AI and Ideologies: Navigating between Digital Capitalism and Illiberal theories
Organization: George Washington University
Presentation
Over the past decade, scholarship on digital authoritarianism has rapidly expanded, highlighting how governments and political actors increasingly appropriate digital technologies to surveil, discipline, and mobilize populations. While much of this work has focused on state-driven practices of control, censorship, and surveillance, the rise of artificial intelligence (AI)—and more recently, generative AI systems—has introduced us to a new terrain on which ideological struggles play out.
Beyond the familiar logics of repression and manipulation, AI is being instrumentalized by political actors, intellectual entrepreneurs, and transnational networks—ranging from high-profile figures like Elon Musk to reactionary think tanks and ideological movements such as Catholic integralists—who seek to frame, deploy, and reorient AI in line with illiberal worldviews. The accelerating convergence between AI technologies and illiberal thought traditions demands urgent scholarly attention.
Building on the special issue “Technological Illiberalism” edited by Jasmin Dall’Agnola and published in the Journal of Illiberalism Studies, this call aims to explore the relationship between AI and ideology, asking whether and how AI systems embody, amplify, or resist particular ideological orientations. This includes interrogating the biases and preferences embedded in the communities that design AI—often shaped by techno-libertarian, accelerationist, or even reactionary subcultures as well as exploring the extent to which AI may itself be mobilized as a tool for illiberal political projects.
This call for papers seeks to foster dialog across different fields of study, including science and technology studies and ideology studies. A series of workshops will be organized in Europe and the United States to encourage collective and transnational reflection. The outcomes of these discussions will be published in the Journal of Illiberalism Studies.
Research Questions
In order to stimulate a productive interdisciplinary dialog, this call seeks to engage with a set of key questions.
Sociology and ideological mapping of tech environments
? To what extent are tech elites, digital capitalism and venture entrepreneurs permeable to illiberal, authoritarian, or even fascist currents?
? How do intellectual traditions such as national or revolutionary conservatism, libertarianism or the “TESCREAL bundle” (Gebru and Torres, 2024) i.e. Transhumanism, Extropianism, Singularitarianism, Comism, Rationalism, Effective Altruism, longtermism intersect with AI development?
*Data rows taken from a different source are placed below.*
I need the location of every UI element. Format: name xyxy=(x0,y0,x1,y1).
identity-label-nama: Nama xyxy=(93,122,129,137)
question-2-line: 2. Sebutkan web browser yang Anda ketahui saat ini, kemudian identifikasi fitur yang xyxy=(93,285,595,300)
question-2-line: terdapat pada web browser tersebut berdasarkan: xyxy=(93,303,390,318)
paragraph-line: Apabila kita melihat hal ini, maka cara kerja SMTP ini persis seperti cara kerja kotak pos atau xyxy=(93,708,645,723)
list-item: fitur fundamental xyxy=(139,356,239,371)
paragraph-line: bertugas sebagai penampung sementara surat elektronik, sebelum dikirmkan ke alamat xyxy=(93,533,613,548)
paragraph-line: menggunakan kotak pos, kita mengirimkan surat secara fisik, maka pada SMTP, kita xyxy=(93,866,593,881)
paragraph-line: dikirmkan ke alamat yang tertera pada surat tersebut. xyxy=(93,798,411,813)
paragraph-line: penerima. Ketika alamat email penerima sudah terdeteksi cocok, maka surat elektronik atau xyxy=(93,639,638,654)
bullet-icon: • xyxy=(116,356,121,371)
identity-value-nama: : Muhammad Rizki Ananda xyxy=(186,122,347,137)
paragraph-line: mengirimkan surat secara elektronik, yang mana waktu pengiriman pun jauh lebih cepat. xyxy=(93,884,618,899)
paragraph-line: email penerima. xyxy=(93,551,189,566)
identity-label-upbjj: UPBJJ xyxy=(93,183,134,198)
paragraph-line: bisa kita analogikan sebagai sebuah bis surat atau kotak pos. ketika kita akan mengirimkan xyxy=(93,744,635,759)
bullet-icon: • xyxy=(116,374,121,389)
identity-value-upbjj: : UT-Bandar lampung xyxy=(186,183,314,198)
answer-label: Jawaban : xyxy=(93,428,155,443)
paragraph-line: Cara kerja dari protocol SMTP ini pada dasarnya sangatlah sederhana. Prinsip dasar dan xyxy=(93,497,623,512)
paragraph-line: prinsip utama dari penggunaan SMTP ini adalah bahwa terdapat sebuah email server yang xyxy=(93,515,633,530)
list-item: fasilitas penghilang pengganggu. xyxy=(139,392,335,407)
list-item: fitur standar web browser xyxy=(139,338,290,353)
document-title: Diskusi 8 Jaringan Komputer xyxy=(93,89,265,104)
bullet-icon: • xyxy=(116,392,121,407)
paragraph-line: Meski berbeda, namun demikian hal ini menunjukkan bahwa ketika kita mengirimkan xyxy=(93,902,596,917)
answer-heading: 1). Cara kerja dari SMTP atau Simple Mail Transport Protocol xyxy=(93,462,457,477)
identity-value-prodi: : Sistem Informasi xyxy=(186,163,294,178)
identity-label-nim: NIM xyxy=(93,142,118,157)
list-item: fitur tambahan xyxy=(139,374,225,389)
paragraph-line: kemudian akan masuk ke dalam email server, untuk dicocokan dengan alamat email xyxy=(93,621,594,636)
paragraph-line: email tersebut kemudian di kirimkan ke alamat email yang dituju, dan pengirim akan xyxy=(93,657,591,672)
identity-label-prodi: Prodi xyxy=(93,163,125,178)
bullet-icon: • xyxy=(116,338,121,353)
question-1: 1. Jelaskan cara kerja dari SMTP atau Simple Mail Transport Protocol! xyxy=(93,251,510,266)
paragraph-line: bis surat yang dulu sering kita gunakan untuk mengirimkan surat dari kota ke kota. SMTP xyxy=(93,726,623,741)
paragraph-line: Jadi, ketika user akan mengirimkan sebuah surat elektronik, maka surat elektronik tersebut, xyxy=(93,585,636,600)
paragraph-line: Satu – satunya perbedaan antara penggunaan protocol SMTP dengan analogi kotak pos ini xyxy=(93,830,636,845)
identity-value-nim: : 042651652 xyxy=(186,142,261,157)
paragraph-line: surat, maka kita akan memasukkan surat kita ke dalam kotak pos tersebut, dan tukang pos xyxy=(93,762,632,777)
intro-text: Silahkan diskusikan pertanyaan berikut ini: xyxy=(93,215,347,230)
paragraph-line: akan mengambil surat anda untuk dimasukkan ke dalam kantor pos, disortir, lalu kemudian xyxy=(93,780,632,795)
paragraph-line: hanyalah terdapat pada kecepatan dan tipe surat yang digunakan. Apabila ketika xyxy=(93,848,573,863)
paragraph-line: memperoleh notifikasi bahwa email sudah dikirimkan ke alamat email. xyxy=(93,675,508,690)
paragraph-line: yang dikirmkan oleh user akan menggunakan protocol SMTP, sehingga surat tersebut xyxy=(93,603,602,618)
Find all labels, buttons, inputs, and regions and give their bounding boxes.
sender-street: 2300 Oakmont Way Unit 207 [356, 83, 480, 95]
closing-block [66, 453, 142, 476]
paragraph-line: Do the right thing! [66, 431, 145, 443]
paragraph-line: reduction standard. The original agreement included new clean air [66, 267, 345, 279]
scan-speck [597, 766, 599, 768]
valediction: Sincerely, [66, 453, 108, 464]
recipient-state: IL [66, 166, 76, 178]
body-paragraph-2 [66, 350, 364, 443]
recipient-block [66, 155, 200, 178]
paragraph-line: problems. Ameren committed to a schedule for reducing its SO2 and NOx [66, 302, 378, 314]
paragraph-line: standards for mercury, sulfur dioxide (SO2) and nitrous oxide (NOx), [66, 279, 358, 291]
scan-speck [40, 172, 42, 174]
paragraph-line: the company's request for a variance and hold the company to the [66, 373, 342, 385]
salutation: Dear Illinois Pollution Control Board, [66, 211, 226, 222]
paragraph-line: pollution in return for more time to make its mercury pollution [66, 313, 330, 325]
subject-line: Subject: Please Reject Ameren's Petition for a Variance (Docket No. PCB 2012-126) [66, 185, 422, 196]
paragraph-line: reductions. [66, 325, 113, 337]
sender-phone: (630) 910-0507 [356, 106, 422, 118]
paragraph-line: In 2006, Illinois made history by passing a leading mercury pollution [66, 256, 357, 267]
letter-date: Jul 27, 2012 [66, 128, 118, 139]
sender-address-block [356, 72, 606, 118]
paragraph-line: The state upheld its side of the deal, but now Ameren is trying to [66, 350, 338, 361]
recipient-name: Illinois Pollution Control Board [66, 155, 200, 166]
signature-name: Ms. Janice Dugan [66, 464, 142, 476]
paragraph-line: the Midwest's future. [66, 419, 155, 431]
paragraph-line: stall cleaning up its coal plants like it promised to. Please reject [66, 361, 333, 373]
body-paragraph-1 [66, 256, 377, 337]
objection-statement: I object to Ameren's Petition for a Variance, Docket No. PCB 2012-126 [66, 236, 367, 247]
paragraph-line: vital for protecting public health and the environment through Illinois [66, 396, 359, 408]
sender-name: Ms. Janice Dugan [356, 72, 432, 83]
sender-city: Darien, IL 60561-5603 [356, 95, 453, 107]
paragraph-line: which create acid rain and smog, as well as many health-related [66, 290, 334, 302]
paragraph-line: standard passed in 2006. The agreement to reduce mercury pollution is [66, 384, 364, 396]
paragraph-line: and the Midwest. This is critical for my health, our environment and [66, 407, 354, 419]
? How can we better understand the ideological orientations of tech communities through sociological approaches, mapping their cultural backgrounds and networks of influence, and normative assumptions?
AI systems as ideologically-embedded artifacts
? Can generative AI systems be ideologically oriented, and if so, how?
? To what degree does the “black box” problem of large language models obscure their potential ideological biases, whether liberal, conservative, or reactionary?
? How should we interpret controversies surrounding the alleged biases of AI models, such as attacks on xAI’s Grok for being insufficiently aligned with MAGA politics?
AI in contemporary political theories
? How are AI technologies integrated into contemporary political theory, normative philosophy, and ideological projects within the New Right
? In what ways might illiberal actors envision AI as a substitute for traditional checks and balances, both formal and informal (such as the judiciary, the media, public debate) by leveraging algorithmic nudges to direct populations toward an “illiberal common good?”
? Can we identify a shift toward AI-enabled ideological engineering, whereby generative models are deployed to propagate, naturalize, or legitimize illiberal discourses?
Submission Guidelines
Paper proposals (max. 500 words, including title and short bibliography) should be submitted via email to illibstudies@gwu.edu no later than October 31, 2025. Notifications of acceptance will be communicated to authors by December 1, 2025. Proposals should clearly outline the research question, methodology, and expected contribution to the themes of the workshop. Submissions must include the author’s name, institutional affiliation, and contact information.